2003-09-10 Thread D. Stimits
D. Stimits wrote:

I'm using a Redhat version of PostgreSQL 7.2.3 with the C API. Mostly
things work right, but I need more debug output, as I have a query that
works fine from psql, but fails with the C API (perhaps this is because
I use PQescapeString). The only way to know there is an error is that
the insert never happens, and that the system log reports a parse error
at or near the first field of an insert.
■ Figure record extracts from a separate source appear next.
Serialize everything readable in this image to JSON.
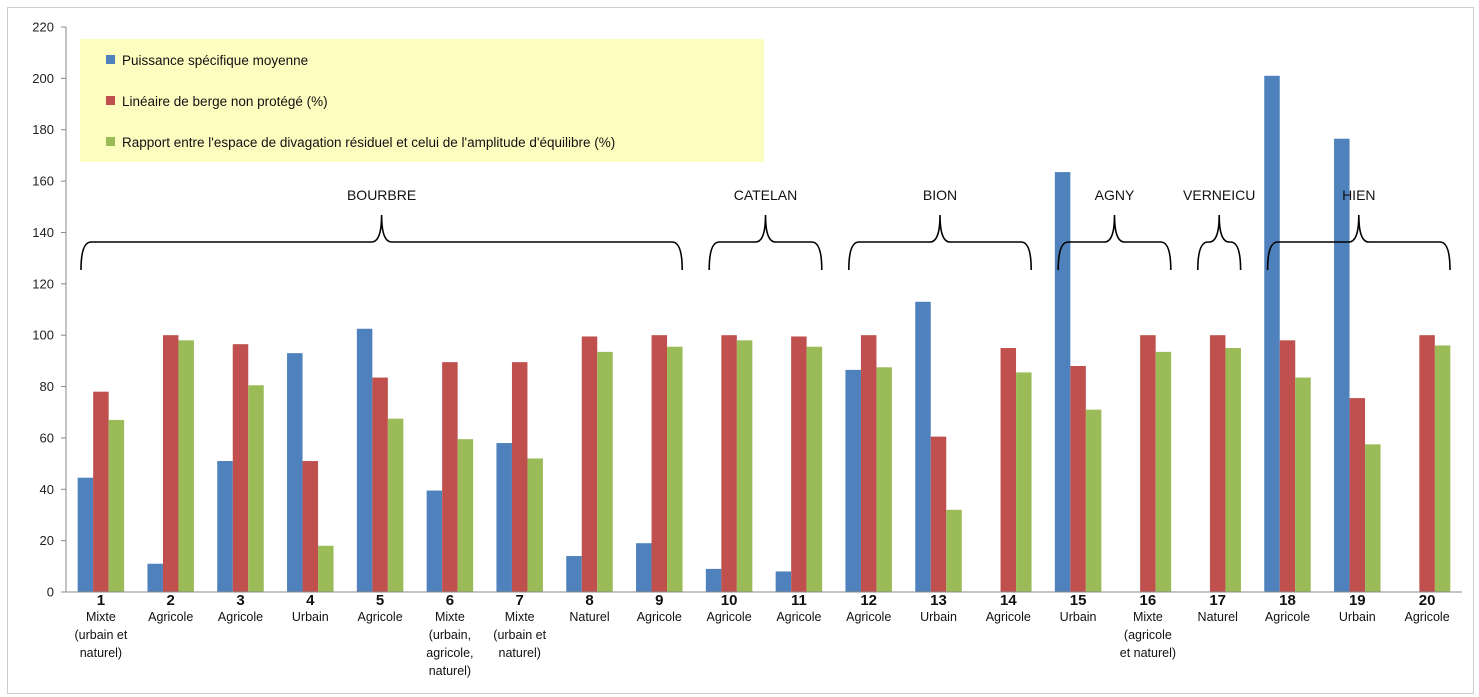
{
  "chart_data": {
    "type": "bar",
    "ylim": [
      0,
      220
    ],
    "yticks": [
      0,
      20,
      40,
      60,
      80,
      100,
      120,
      140,
      160,
      180,
      200,
      220
    ],
    "grid": false,
    "legend_position": "top-left",
    "categories": [
      "1",
      "2",
      "3",
      "4",
      "5",
      "6",
      "7",
      "8",
      "9",
      "10",
      "11",
      "12",
      "13",
      "14",
      "15",
      "16",
      "17",
      "18",
      "19",
      "20"
    ],
    "category_sublabels": [
      [
        "Mixte",
        "(urbain et",
        "naturel)"
      ],
      [
        "Agricole"
      ],
      [
        "Agricole"
      ],
      [
        "Urbain"
      ],
      [
        "Agricole"
      ],
      [
        "Mixte",
        "(urbain,",
        "agricole,",
        "naturel)"
      ],
      [
        "Mixte",
        "(urbain et",
        "naturel)"
      ],
      [
        "Naturel"
      ],
      [
        "Agricole"
      ],
      [
        "Agricole"
      ],
      [
        "Agricole"
      ],
      [
        "Agricole"
      ],
      [
        "Urbain"
      ],
      [
        "Agricole"
      ],
      [
        "Urbain"
      ],
      [
        "Mixte",
        "(agricole",
        "et naturel)"
      ],
      [
        "Naturel"
      ],
      [
        "Agricole"
      ],
      [
        "Urbain"
      ],
      [
        "Agricole"
      ]
    ],
    "series": [
      {
        "name": "Puissance spécifique moyenne",
        "color": "#4f81bd",
        "values": [
          44.5,
          11,
          51,
          93,
          102.5,
          39.5,
          58,
          14,
          19,
          9,
          8,
          86.5,
          113,
          0,
          163.5,
          0,
          0,
          201,
          176.5,
          0
        ]
      },
      {
        "name": "Linéaire de berge non protégé (%)",
        "color": "#c0504d",
        "values": [
          78,
          100,
          96.5,
          51,
          83.5,
          89.5,
          89.5,
          99.5,
          100,
          100,
          99.5,
          100,
          60.5,
          95,
          88,
          100,
          100,
          98,
          75.5,
          100
        ]
      },
      {
        "name": "Rapport entre l'espace de divagation résiduel et celui de l'amplitude d'équilibre (%)",
        "color": "#9bbb59",
        "values": [
          67,
          98,
          80.5,
          18,
          67.5,
          59.5,
          52,
          93.5,
          95.5,
          98,
          95.5,
          87.5,
          32,
          85.5,
          71,
          93.5,
          95,
          83.5,
          57.5,
          96
        ]
      }
    ],
    "groups": [
      {
        "name": "BOURBRE",
        "from": 1,
        "to": 9
      },
      {
        "name": "CATELAN",
        "from": 10,
        "to": 11
      },
      {
        "name": "BION",
        "from": 12,
        "to": 14
      },
      {
        "name": "AGNY",
        "from": 15,
        "to": 16
      },
      {
        "name": "VERNEICU",
        "from": 17,
        "to": 17
      },
      {
        "name": "HIEN",
        "from": 18,
        "to": 20
      }
    ]
  }
}
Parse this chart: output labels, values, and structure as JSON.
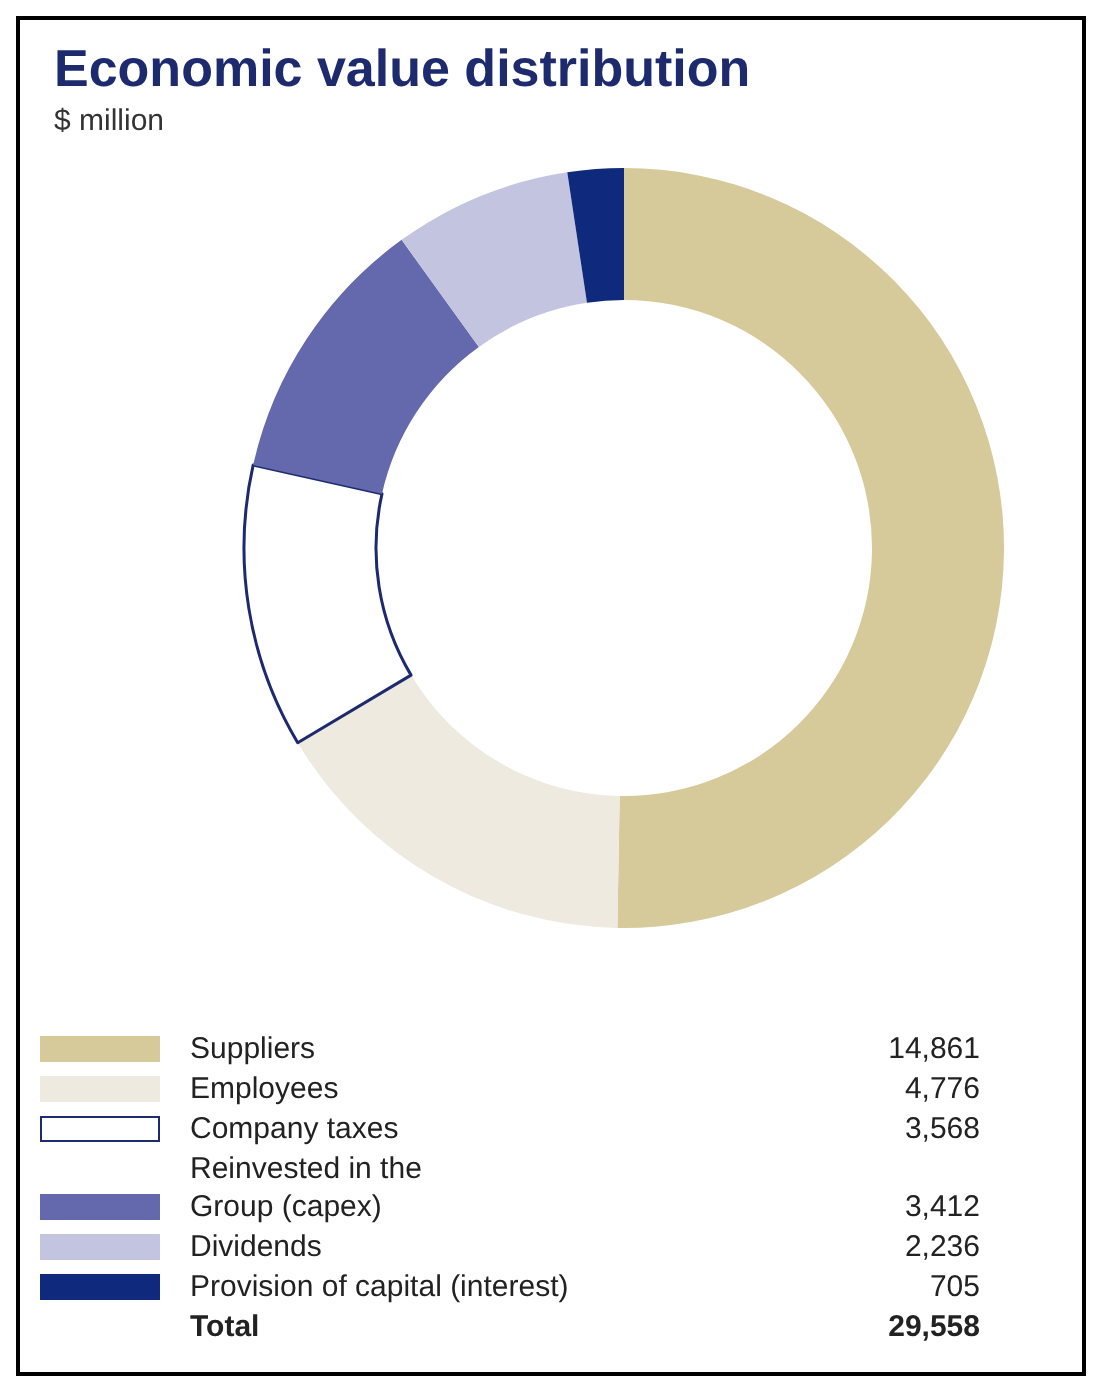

What I am wonder is (a) how to
use the tty= in the string passed to PQconnectdb, and (b) a reference
URL for what options are available in the options= part of the string
parameters accepted by PQconnectdb. So far all I end up with if I try to
name a file for tty= or a tty from /dev/ for tty= is a core dump.
D. Stimits

I found a partial answer to this...it seems to be a bug in 
PQescapeString(). Turns out that if I do something with an insert using 
quotes for a varchar field, e.g.:
 INSERT INTO foo VALUES ('bar')

...then it escapes this to:
 INSERT INTO foo VALUES (''bar'')
It doesn't like the pair of single quotes.

But I also can't do this, due to requirements of SQL syntax:
 INSERT INTO foo VALUES (bar)
How can I use PQescapeString() with input I would like to make somewhat 
safer via escaping? How would I use PQescapeString() without writing my 
own replacement that works with inserts?